John Hill always wanted to teach math. It was the U.S. Army that prepared him for the classroom.
Hill remembers the welcome he received his first day at Star Spencer High School in November 2009. He was the fifth teacher those students had that year.
“I had a student tell me, the first day, that they didn't have to listen to me because I wouldn't be there in a week and they were going to get rid of me,” Hill said. “I told the kid, ‘I will be here when you graduate.'”
The student graduated last spring.
“I was on the stage when he graduated,” Hill said. “When he walked by he gave me a thumbs-up, saying, ‘You know, you did, you stuck it out with me.'”
Hill, 49, joined the Army in 1988 as a way to try to finish his degree after dropping out of college. He spent more than four years on active duty. Then he joined the Army Reserve for what he thought would be a few years; he ended up spending 19 years there as a drill sergeant.
“I had dropped out of college and couldn't decide what I wanted to do. I know that sounds horrible, but that is the truth,” he said. “I couldn't decide what I was going to do and I wasn't going anywhere in life, and the military offered me that opportunity to settle down, get my mind straight and get on a right path.”
A retired Army first sergeant, Hill began his teaching career in 1996 while he still was a drill sergeant.
He was a paraprofessional in an Oklahoma City Public School alternative middle school in the school's military component.
After graduating from the University of Oklahoma in 2008 with a bachelor's degree in math, Hill was trying to figure out how to earn his alternative teaching certification.
That's when he stumbled across the Troops to Teachers program.
Hill became a math teacher with Advanced Academics, an online school, teaching students on a one-on-one basis.
That job inspired him to go back into the classroom — this time to teach math.
“I really missed the face-to-face interaction with the kids, being in the classroom with the kids, and I decided I was going to go back to a classroom,” Hill said. “One of my former co-workers was at Star Spencer and she called me, and she told me ‘Hey, we have a math position open here. You should come out here and apply.'”

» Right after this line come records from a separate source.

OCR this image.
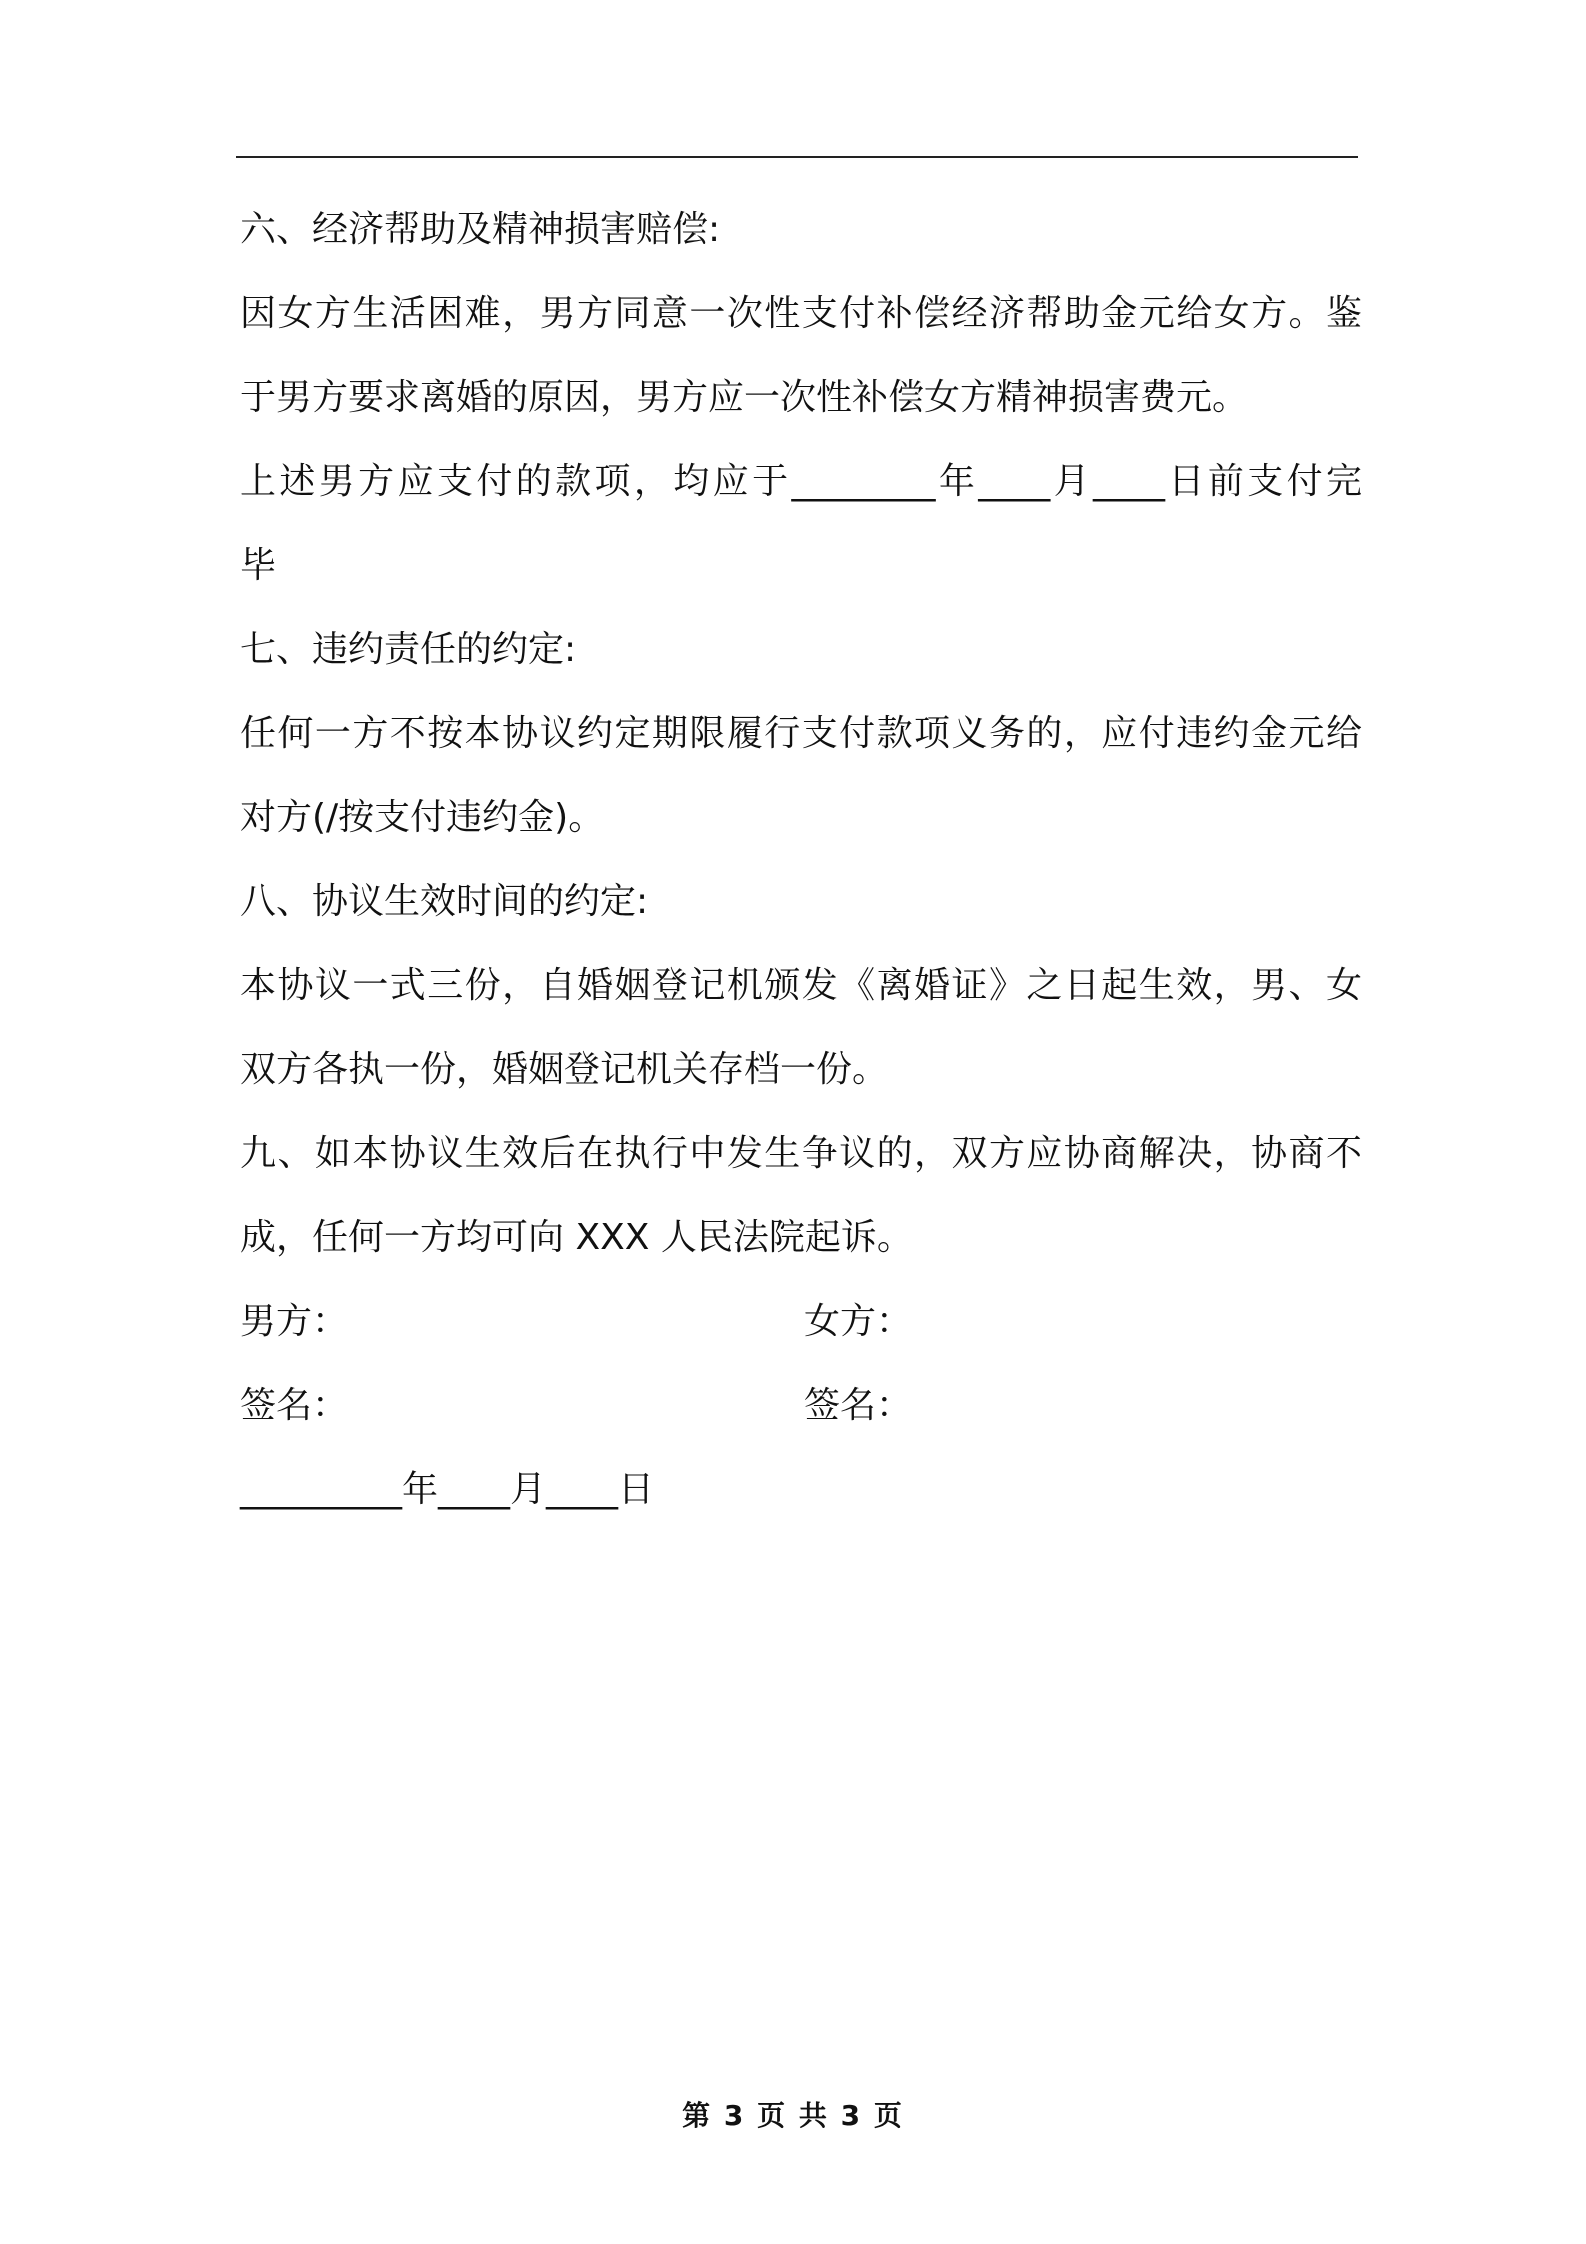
六、经济帮助及精神损害赔偿:
因女方生活困难，男方同意一次性支付补偿经济帮助金元给女方。鉴
于男方要求离婚的原因，男方应一次性补偿女方精神损害费元。
上述男方应支付的款项，均应于________年____月____日前支付完
毕
七、违约责任的约定:
任何一方不按本协议约定期限履行支付款项义务的，应付违约金元给
对方(/按支付违约金)。
八、协议生效时间的约定:
本协议一式三份，自婚姻登记机颁发《离婚证》之日起生效，男、女
双方各执一份，婚姻登记机关存档一份。
九、如本协议生效后在执行中发生争议的，双方应协商解决，协商不
成，任何一方均可向 XXX 人民法院起诉。
男方：	女方：
签名：	签名：
_________年____月____日
第 3 页 共 3 页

Hill set high expectations for his classroom.
“I actually relied very heavily on my experience as a drill sergeant when I went into the classroom at Star Spencer,” Hill said. “I think my experience as a drill sergeant and not expecting anything less than the standard that I set forth before them ... I think that's what helped me survive out there.”
This school year, Hill is moving to Southeast High School to be closer to home and to his wife, who is disabled.
“I loved my time at Star Spencer,” he said. “When I first went out there, I thought, ‘Uh, this will be a year or two type thing,' but the hardest thing in the world was for me to leave.”
Making the grade
The Troops to Teachers program in Oklahoma began in 1995 and currently has about 280 full-time teachers in classrooms, state Director Shelby Satterfield said.
“Our program goes and visits the bases and we recruit military people with (at least bachelor's) degrees, put them through the alternative certification process and basically put them in the classroom,” he said.
The program offers veterans a $5,000 stipend to help them earn their alternative certification and the possibility of a $10,000 bonus for teaching at an at-need school for three years, Satterfield said.
“It is a great program for veterans,” Satterfield said.
And for the schools.
“We put more minorities in the classroom. We put more males in the classroom,” he said, “and our troops stay longer in the classroom than a lot of regular teachers.”